Last August, the Federal Court of Australia handed down its decision in Magar v Khan — the largest damages award in an Australian sexual harassment case, $305,000 to a 21-year-old woman harassed by her employer at a Sydney fast-food franchise. What is notable for this discussion is not just the damages. It is what the respondent did when she complained: he sent legal letters through his lawyers, accusing her of defamation and demanding she retract her statements. The Court found those letters were designed to intimidate her and constituted victimisation. He threatened her with defamation for telling the truth.
That combination — the NDA that silences before speaking, and the defamation threat that silences after — is the architecture of institutional cover-up in Australian workplaces. It is not confined to the military. It is how settlements are routinely structured across every industry in this country.
NDAs and defamation threats are not two separate issues. Together they form a system that makes speaking the truth about workplace sexual harassment legally and financially dangerous for the person who was harmed. Magar v Khan shows what happens when that system fails. For every Magar, there are thousands of women whose cases we will never read about because the NDA held.
Victoria has moved. The Restricting Non-Disclosure Agreements (Sexual Harassment at Work) Act 2025 was passed by the Victorian Parliament in December 2025 and is due to commence on 1 July 2026 — less than four weeks from now — making Victoria the first Australian jurisdiction to legislate that NDAs in sexual harassment matters are only enforceable if the survivor wants one. The model exists. It is not radical. It simply restores the principle that a legal agreement requires genuine consent.
The Australian Human Rights Commission's Speaking from Experience report, published in June 2025, recommends that the federal government amend the Sex Discrimination Act to restrict the use of NDAs nationally. The commission found that 75 per cent of legal practitioners in this space had never settled a sexual harassment matter without a strict NDA — and that only one in four survivors said they had chosen it.
The ADF decision this week proves what the Human Rights Law Centre said: the era of cover-up must end. But it will only end for military survivors. The secretary sitting across the table from her employer's lawyer next month still has no such protection. The warehouse worker. The junior doctor. The hospitality worker on a casual contract with no union and no leave entitlements is left.
In Tasmania, the small scale of our workforce and legal profession makes the misuse of NDAs particularly damaging. When a perpetrator is protected by an NDA in a small industry, the woman who cannot warn others is not just silenced — she is made complicit in what happens next, through no fault of her own.

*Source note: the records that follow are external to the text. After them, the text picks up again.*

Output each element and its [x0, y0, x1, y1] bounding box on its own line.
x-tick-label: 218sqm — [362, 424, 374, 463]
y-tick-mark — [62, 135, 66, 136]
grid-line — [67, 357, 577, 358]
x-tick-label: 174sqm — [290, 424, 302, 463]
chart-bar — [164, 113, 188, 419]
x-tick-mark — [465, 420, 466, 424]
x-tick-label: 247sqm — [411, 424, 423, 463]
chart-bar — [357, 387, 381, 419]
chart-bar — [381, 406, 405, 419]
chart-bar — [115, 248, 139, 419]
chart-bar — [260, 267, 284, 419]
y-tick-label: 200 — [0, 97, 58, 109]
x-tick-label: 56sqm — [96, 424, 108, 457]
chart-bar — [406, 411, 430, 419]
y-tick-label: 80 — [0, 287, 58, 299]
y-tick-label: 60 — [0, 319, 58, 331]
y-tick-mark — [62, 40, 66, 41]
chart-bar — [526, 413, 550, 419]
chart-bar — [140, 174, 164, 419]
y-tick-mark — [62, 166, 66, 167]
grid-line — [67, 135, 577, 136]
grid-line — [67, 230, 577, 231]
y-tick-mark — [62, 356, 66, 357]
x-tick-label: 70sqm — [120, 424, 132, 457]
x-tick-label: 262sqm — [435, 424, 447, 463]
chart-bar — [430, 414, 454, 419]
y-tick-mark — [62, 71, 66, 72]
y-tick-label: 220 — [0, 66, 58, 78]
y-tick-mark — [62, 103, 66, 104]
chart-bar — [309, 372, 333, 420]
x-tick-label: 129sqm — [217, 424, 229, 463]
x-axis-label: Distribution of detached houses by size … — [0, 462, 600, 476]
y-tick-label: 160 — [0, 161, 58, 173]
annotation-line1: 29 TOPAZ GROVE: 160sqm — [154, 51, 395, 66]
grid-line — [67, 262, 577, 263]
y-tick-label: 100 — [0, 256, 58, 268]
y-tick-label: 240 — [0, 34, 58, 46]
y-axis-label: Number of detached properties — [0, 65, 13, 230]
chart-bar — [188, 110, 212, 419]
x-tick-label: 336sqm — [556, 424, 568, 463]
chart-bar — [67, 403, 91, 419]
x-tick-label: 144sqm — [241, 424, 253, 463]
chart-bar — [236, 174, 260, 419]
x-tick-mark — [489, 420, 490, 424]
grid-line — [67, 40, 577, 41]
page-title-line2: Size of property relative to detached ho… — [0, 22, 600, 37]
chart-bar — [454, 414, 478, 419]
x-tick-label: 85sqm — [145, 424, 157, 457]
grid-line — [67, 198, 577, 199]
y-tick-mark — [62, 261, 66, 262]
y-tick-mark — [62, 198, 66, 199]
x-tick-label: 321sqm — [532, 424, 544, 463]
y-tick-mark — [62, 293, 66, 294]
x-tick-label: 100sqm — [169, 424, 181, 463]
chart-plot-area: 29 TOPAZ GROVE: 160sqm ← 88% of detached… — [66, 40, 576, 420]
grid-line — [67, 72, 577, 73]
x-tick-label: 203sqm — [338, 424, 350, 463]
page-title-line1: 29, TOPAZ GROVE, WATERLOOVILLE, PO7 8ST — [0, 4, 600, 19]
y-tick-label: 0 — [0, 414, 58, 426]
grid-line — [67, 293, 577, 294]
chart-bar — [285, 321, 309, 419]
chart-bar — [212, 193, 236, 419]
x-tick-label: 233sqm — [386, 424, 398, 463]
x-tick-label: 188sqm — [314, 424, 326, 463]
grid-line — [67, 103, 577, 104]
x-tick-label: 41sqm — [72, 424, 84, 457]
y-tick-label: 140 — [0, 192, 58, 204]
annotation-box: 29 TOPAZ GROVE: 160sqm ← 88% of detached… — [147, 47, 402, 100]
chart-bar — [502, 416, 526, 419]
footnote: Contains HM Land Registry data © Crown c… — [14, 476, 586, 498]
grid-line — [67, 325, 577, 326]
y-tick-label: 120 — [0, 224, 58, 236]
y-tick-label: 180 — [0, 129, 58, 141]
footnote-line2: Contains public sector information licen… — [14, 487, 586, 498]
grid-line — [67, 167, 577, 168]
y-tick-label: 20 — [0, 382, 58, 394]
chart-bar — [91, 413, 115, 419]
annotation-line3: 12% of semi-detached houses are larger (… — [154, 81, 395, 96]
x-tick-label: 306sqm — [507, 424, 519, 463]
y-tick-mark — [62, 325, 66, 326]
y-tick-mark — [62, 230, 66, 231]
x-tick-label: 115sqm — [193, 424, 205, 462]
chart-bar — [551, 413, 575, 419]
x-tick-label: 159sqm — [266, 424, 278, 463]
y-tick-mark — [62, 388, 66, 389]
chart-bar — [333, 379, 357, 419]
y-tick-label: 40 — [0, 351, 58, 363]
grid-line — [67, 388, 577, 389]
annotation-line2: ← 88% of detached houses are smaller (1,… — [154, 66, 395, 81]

That is its own kind of harm.
We are calling on the Tasmanian Parliament and on Tasmania's federal representatives to do what this week's decision demonstrates is possible: to choose, clearly, that legal instruments used to conceal workplace sexual violence are unacceptable. To support the amendment of the Sex Discrimination Act at the federal level. And to ensure that Tasmania, like Victoria, moves to protect our workers from being subjected to silence as a condition of resolution.
Julia Delaforce spent years campaigning for the right to speak. She has it now — for one specific inquiry, on government grace. That is not the same as a legal right. Every woman who has been harmed at work deserves the same protection — not as a policy concession, but as a matter of law.
Yvette is CEO of Women's Legal Service Tasmania. WLST provides free legal and social work services to women and non-binary people across Tasmania. WLST is a member of Working Women's Centre Australia and is participating in the 'Our Silence is Not for Sale' national NDA reform campaign. wlst.org.au. Kelsey Paske is a lived experience advocate and independent consultant who focuses on the prevention of gendered violence and workplace cultural change.